- Born: 24 July 1987 (age 38) Kiev, Ukrainian SSR, Soviet Union
- Genres: Classical
- Occupation: Pianist
- Instrument: Piano
- Years active: 2008–present
- Website: pisarenkovitaly.com

= Vitaly Pisarenko =

Ukrainian pianist

Vitaly Pisarenko (Note: Віталій Писаренко) (born 24 July 1987) is a Ukrainian pianist. He was the winner of the International Franz Liszt Piano Competition in 2008.

Vitaly Pisarenko was born in Kiev, and performed for the first time in public when he was six years old.

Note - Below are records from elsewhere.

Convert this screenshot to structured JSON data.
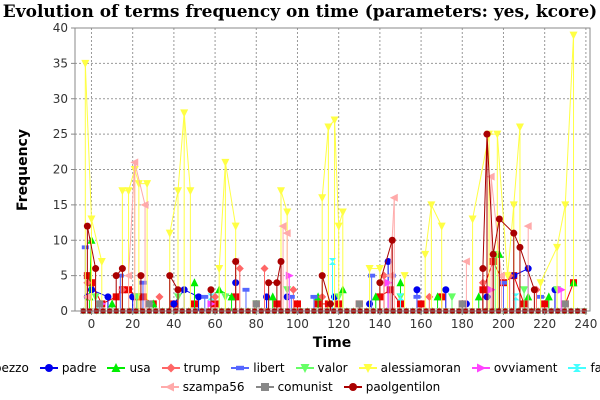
{
  "chart_data": {
    "type": "scatter",
    "title": "Evolution of terms frequency on time (parameters: yes, kcore)",
    "xlabel": "Time",
    "ylabel": "Frequency",
    "xlim": [
      -8,
      242
    ],
    "ylim": [
      0,
      40
    ],
    "x_ticks": [
      0,
      20,
      40,
      60,
      80,
      100,
      120,
      140,
      160,
      180,
      200,
      220,
      240
    ],
    "y_ticks": [
      0,
      5,
      10,
      15,
      20,
      25,
      30,
      35,
      40
    ],
    "grid": true,
    "legend_position": "bottom",
    "series": [
      {
        "name": "pezzo",
        "color": "#ee0000",
        "marker": "square",
        "x": [
          -2,
          0,
          5,
          12,
          15,
          18,
          22,
          25,
          30,
          40,
          50,
          60,
          70,
          80,
          90,
          100,
          110,
          115,
          120,
          130,
          140,
          145,
          150,
          160,
          170,
          180,
          190,
          195,
          200,
          205,
          210,
          220,
          230,
          234
        ],
        "y": [
          5,
          4,
          1,
          2,
          3,
          3,
          2,
          2,
          1,
          1,
          1,
          1,
          2,
          1,
          1,
          1,
          1,
          1,
          1,
          1,
          2,
          3,
          1,
          1,
          2,
          1,
          3,
          7,
          4,
          5,
          1,
          1,
          1,
          4
        ]
      },
      {
        "name": "padre",
        "color": "#0000ee",
        "marker": "circle",
        "x": [
          -2,
          0,
          8,
          20,
          40,
          45,
          52,
          70,
          85,
          95,
          118,
          135,
          144,
          158,
          172,
          182,
          192,
          205,
          212,
          225
        ],
        "y": [
          2,
          3,
          2,
          2,
          1,
          3,
          2,
          4,
          2,
          2,
          2,
          1,
          7,
          3,
          3,
          1,
          2,
          5,
          6,
          3
        ]
      },
      {
        "name": "usa",
        "color": "#00ee00",
        "marker": "triangle",
        "x": [
          -1,
          0,
          10,
          30,
          50,
          62,
          68,
          88,
          110,
          122,
          138,
          150,
          168,
          188,
          198,
          212,
          222,
          234
        ],
        "y": [
          2,
          10,
          1,
          1,
          4,
          3,
          2,
          2,
          2,
          3,
          2,
          4,
          2,
          2,
          8,
          2,
          2,
          4
        ]
      },
      {
        "name": "trump",
        "color": "#ff6666",
        "marker": "diamond",
        "x": [
          -2,
          15,
          33,
          60,
          72,
          84,
          98,
          112,
          142,
          164,
          190,
          203,
          216
        ],
        "y": [
          4,
          3,
          2,
          2,
          6,
          6,
          3,
          2,
          5,
          2,
          4,
          5,
          3
        ]
      },
      {
        "name": "libert",
        "color": "#5566ff",
        "marker": "rect",
        "x": [
          -3,
          14,
          25,
          55,
          75,
          97,
          108,
          136,
          146,
          158,
          200,
          218
        ],
        "y": [
          9,
          5,
          4,
          2,
          3,
          2,
          2,
          5,
          5,
          2,
          4,
          2
        ]
      },
      {
        "name": "valor",
        "color": "#66ff66",
        "marker": "triangle-down",
        "x": [
          2,
          22,
          42,
          65,
          80,
          95,
          120,
          150,
          175,
          196,
          210,
          226
        ],
        "y": [
          2,
          2,
          2,
          2,
          1,
          3,
          2,
          2,
          2,
          8,
          3,
          3
        ]
      },
      {
        "name": "alessiamoran",
        "color": "#ffff44",
        "marker": "triangle-down",
        "x": [
          -3,
          0,
          5,
          15,
          18,
          21,
          23,
          27,
          38,
          42,
          45,
          48,
          62,
          65,
          70,
          92,
          95,
          112,
          115,
          118,
          120,
          122,
          135,
          140,
          152,
          162,
          165,
          170,
          185,
          193,
          197,
          202,
          205,
          208,
          218,
          226,
          230,
          234
        ],
        "y": [
          35,
          13,
          7,
          17,
          17,
          20,
          18,
          18,
          11,
          17,
          28,
          17,
          6,
          21,
          12,
          17,
          14,
          16,
          26,
          27,
          12,
          14,
          6,
          6,
          5,
          8,
          15,
          12,
          13,
          25,
          25,
          5,
          15,
          26,
          4,
          9,
          15,
          39
        ]
      },
      {
        "name": "ovviament",
        "color": "#ff44ff",
        "marker": "triangle-right",
        "x": [
          5,
          28,
          58,
          96,
          144,
          194,
          228
        ],
        "y": [
          1,
          1,
          1,
          5,
          4,
          3,
          3
        ]
      },
      {
        "name": "fascist",
        "color": "#44ffff",
        "marker": "hourglass",
        "x": [
          3,
          58,
          117,
          150,
          206
        ],
        "y": [
          1,
          2,
          7,
          2,
          2
        ]
      },
      {
        "name": "szampa56",
        "color": "#ffaaaa",
        "marker": "triangle-left",
        "x": [
          -2,
          18,
          21,
          26,
          70,
          93,
          95,
          145,
          147,
          182,
          194,
          199,
          212
        ],
        "y": [
          2,
          5,
          21,
          15,
          7,
          12,
          11,
          5,
          16,
          7,
          19,
          5,
          12
        ]
      },
      {
        "name": "comunist",
        "color": "#888888",
        "marker": "square",
        "x": [
          4,
          28,
          80,
          130,
          180,
          230
        ],
        "y": [
          1,
          1,
          1,
          1,
          1,
          1
        ]
      },
      {
        "name": "paolgentilon",
        "color": "#aa0000",
        "marker": "circle",
        "x": [
          -2,
          2,
          12,
          15,
          24,
          38,
          42,
          58,
          70,
          86,
          90,
          92,
          112,
          116,
          140,
          146,
          190,
          192,
          195,
          198,
          205,
          208,
          215
        ],
        "y": [
          12,
          6,
          5,
          6,
          5,
          5,
          3,
          3,
          7,
          4,
          4,
          7,
          5,
          1,
          4,
          10,
          6,
          25,
          8,
          13,
          11,
          9,
          3
        ]
      }
    ]
  }
}
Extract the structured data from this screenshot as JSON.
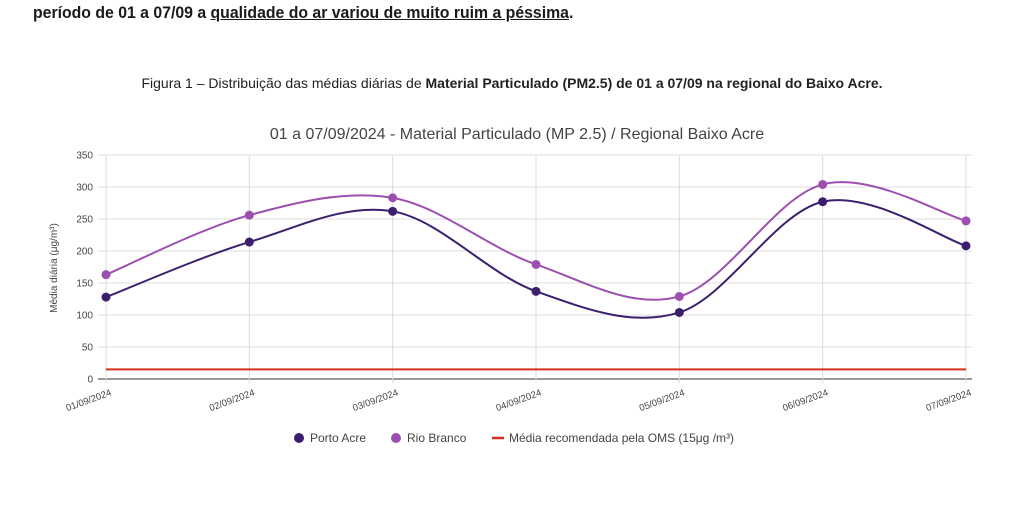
{
  "document": {
    "intro": {
      "prefix": "período de 01 a 07/09 a ",
      "underlined": "qualidade do ar variou de muito ruim a péssima",
      "suffix": "."
    },
    "caption": {
      "prefix": "Figura 1 – Distribuição das médias diárias de ",
      "bold1": "Material Particulado (PM2.5)",
      "middle": " de 01 a 07/09 ",
      "bold2": "na regional do Baixo Acre."
    }
  },
  "chart_data": {
    "type": "line",
    "title": "01 a 07/09/2024 - Material Particulado (MP 2.5) / Regional Baixo Acre",
    "xlabel": "",
    "ylabel": "Média diária (μg/m³)",
    "ylim": [
      0,
      350
    ],
    "yticks": [
      0,
      50,
      100,
      150,
      200,
      250,
      300,
      350
    ],
    "grid": true,
    "smooth": true,
    "legend_position": "bottom",
    "categories": [
      "01/09/2024",
      "02/09/2024",
      "03/09/2024",
      "04/09/2024",
      "05/09/2024",
      "06/09/2024",
      "07/09/2024"
    ],
    "series": [
      {
        "name": "Porto Acre",
        "color": "#3b1f6e",
        "values": [
          128,
          214,
          262,
          137,
          104,
          277,
          208
        ]
      },
      {
        "name": "Rio Branco",
        "color": "#9c4fb0",
        "values": [
          163,
          256,
          283,
          179,
          129,
          304,
          247
        ]
      }
    ],
    "reference_line": {
      "name": "Média recomendada pela OMS (15μg /m³)",
      "value": 15,
      "color": "#d62d20"
    }
  }
}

He studied in Kharkiv and Kyiv, and in 2005 entered the Professor Yuri Slesarev's class at the Moscow State Conservatory. He also studied at the Rotterdam Conservatory Codarts, under Aquiles Delle Vigne.

Pisarenko has performed as a soloist in Russia, Italy, North Macedonia, Austria, the Netherlands and Germany. He won first prize at the "Inter Fest Bitola" competition in Dnevnik (North Macedonia) in October 2005. He also won the 3rd prize, the audience prize and the special prize of Fazıl Say at the 5th Franz Liszt Competition in Weimar in 2006. In addition, he won the International Piano Competition "Citta di Trani" in Italy. In 2008, he was the winner of the International Franz Liszt Piano Competition in Utrecht.

In 2015, Pisarenko was a finalist at the Leeds International Piano Competition in the UK, finishing in third place.